Ella guardó silencio con las mejillas
sonrojadas. Tenía un rubor suave, muy atractivo, y síntoma que
estaba bien alimentada. No estaba fría, sino cálida. Sus brazos
finos terminaron rodeándome el cuello, su pecho se apretaba contra
mi torso y sentía que la tela era demasiado fina. No dudé en
besarla con una ansiedad propia de un borracho sediento. Bebía de
sus labios como un pez bebe del agua del mar y un joven poeta se
embriaga para olvidar el dolor, entregándose al fin al placer y las
musas. Deslicé mi diestra por su cintura y busqué la abertura de su
traje, introduciendo mi mano dentro del vestido y terminando por
remangarlo sutilmente. La punta de mis dedos palparon su ropa
interior y sentí un aguijonazo de placer provocando que jadeara
excitado. Sus muslos estaban más cálidos que su boca, sus pechos
tenían un aroma seductor y su cuerpo se antojaba como una fruta
fresca y madura.
Ella, lejos de apartarme la mano,
colaboró abriendo un poco más sus piernas y empujando mi brazo
hacia el interior de ésta. Su mano izquierda me tomó de la muñeca,
me acercó al borde superior de su prenda íntima y me hizo deslizar
mis dedos en su interior. Palpé su escaso vello púbico, tan sedoso
y húmedo, mientras abría la delicada boca de su intimidad.
Estábamos en una de las esquinas más sombrías, con la fuente a
nuestras espaldas así como la fiesta. Nadie nos veía. Era un lugar
íntimo. Sin embargo, me excitaba la posibilidad que alguien nos
encontrara.
—Marius, llévame a tu
palazzo—susurró con la voz agitada.
Mis dedos acariciaban su clítoris y se
hundían en su vagina, sintiendo su humedad y calor. Toda ella
rezumaba un erotismo demasiado tentador. Por mí la hubiese desnudado
entre los setos y habría copulado con ella ofreciéndole mis más
arrebatadores movimientos, todos y cada uno cargados de amor y
pasión.
—Marius...—dijo sacando mi mano
mientras me miraba seria—. ¿Cómo de lejos está tu palazzo?
—A unas calles...—pronuncié con la
voz tomada, algo rasposa.
—Ya sabes qué debes hacer—comentó
apartándose de mí para quitarse los zapatos, tomarlos con la mano
derecha y mirarme desafiante—. Hazlo.
Tomé su cuerpo entre mis brazos, besé
su largo cuello y miré la luna llena en todo lo alto. Era la noche
idónea para los amantes. Un recuerdo idílico, quizás, para muchos
en la ciudad. Para mí era un símbolo, un guiño al placer y la
fortuna. Me alcé por los cielos y me moví rápido hasta llegar a la
puerta de mi gran palazzo.
Los balcones estaban cargados de
flores, la fachada estaba recién restaurada y había ocupado el
lugar después de meses cerrado. La puerta se abrió gracias a mi
poder mental, y del mismo modo se cerró a nuestras espaldas. Con
rapidez sobrenatural, cosa que odiaba usar del mismo modo que el Don
de los Cielos, me moví hacia la habitación principal donde mi cama
me esperaba.
Bajó de mis brazos y dejó sus zapatos
en la entrada, caminando descalza sobre las diversas alfombras rojas
que cubrían el mármol blanco y bien pulido. La observaba fascinado,
como quien observa una auténtica obra de arte, y cuando se giró
realizando unos simples movimientos, muy eróticos y sutiles,
quitándose las minúsculas braguitas para mostrarlas entre sus
dedos, sentí que me incineraba con el fuego de podía sentir
ardiendo en mi interior. Eran como llamas del infierno.
—¿Me ayudas con la
cremallera?—preguntó girándose suavemente.

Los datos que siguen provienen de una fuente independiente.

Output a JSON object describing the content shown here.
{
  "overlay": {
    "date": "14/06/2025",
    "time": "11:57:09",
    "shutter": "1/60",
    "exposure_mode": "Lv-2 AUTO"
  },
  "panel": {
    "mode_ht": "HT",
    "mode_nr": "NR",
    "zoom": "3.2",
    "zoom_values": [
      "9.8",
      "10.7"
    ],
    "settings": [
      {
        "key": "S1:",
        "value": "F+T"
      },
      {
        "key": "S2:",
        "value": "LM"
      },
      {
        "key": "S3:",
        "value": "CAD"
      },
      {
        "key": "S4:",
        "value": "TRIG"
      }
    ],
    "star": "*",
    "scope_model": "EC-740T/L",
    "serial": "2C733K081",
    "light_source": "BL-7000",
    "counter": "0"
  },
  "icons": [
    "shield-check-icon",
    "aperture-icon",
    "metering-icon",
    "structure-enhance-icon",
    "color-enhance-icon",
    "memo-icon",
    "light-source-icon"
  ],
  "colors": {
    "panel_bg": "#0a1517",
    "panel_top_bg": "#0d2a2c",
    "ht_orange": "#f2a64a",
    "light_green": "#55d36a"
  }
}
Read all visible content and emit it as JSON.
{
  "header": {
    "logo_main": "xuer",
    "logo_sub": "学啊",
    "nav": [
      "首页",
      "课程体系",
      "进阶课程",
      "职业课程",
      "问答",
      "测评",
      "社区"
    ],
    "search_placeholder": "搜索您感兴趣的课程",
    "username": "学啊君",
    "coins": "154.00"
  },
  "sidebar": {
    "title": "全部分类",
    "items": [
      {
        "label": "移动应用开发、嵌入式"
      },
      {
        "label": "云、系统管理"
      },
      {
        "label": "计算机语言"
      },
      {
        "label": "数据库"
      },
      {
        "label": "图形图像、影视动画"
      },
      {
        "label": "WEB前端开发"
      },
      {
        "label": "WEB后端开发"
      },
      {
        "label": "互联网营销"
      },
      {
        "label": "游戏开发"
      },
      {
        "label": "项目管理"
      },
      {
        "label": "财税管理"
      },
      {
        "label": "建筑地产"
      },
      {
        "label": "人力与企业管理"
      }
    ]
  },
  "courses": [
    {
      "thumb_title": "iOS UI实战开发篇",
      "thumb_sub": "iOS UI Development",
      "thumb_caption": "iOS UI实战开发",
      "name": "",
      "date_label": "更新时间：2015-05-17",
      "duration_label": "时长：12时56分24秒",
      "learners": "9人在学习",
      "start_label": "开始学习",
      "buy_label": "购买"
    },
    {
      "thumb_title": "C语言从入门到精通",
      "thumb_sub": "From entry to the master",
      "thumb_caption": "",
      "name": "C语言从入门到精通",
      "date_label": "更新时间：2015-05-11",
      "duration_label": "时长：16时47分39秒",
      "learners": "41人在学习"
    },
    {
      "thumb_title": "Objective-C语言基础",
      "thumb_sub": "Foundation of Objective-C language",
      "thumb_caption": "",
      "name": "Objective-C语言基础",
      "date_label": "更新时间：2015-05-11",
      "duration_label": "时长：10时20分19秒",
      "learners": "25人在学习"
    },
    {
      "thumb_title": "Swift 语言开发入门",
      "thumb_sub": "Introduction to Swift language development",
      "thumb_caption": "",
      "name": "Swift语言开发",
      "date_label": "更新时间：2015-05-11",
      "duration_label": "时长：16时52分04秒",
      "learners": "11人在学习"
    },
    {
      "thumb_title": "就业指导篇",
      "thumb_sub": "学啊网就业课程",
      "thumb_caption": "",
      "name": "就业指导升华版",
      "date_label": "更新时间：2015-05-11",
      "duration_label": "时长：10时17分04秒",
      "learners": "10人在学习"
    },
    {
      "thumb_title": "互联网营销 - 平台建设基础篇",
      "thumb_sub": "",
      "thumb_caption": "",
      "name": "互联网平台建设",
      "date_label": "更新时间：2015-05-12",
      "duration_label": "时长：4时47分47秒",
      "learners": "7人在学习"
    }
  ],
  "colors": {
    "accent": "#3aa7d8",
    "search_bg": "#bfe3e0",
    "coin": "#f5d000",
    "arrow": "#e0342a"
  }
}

Rápidamente me saqué la chaqueta
tirándola a un rincón de la habitación, desanudé mi corbata y me
saqué algunos botones de la camisa. Me acerqué con presteza y bajé
la cremallera deseoso. El sonido del cierre abriéndose, con cada uno
de sus diminutos dientes, elevó aún más mi excitación. Sobre
todo, cuando pude contemplar en el espejo oval de cuerpo entero, que
tenía en mi habitación, sus senos duros en aquellos pechos redondos
y perfectos. Su vientre plano, sus caderas eróticas y pelo suelto me
hicieron desear palparla como si no fuese real. Tenía hacia mí su
espalda, bien formada, y sus glúteos blancos y redondos.
Recogí su cabello con mis manos,
sintiendo lo suave que era y aspirando con cierta sutileza, su aroma;
después, lo eché hacia su lado derecho y hundí mi rostro en el
lado izquierdo de su largo cuello. Mis brazos la rodearon por sus
axilas y mis manos terminaron tomando sus senos con cierta rudeza.
Cada uno de mis dedos apretaban aquella piel cálida y algo blanda,
más blanda que el resto de su cincelado cuerpo. Pronto acabé
pellizcando cada pezón mientras mordisqueaba su sensible piel.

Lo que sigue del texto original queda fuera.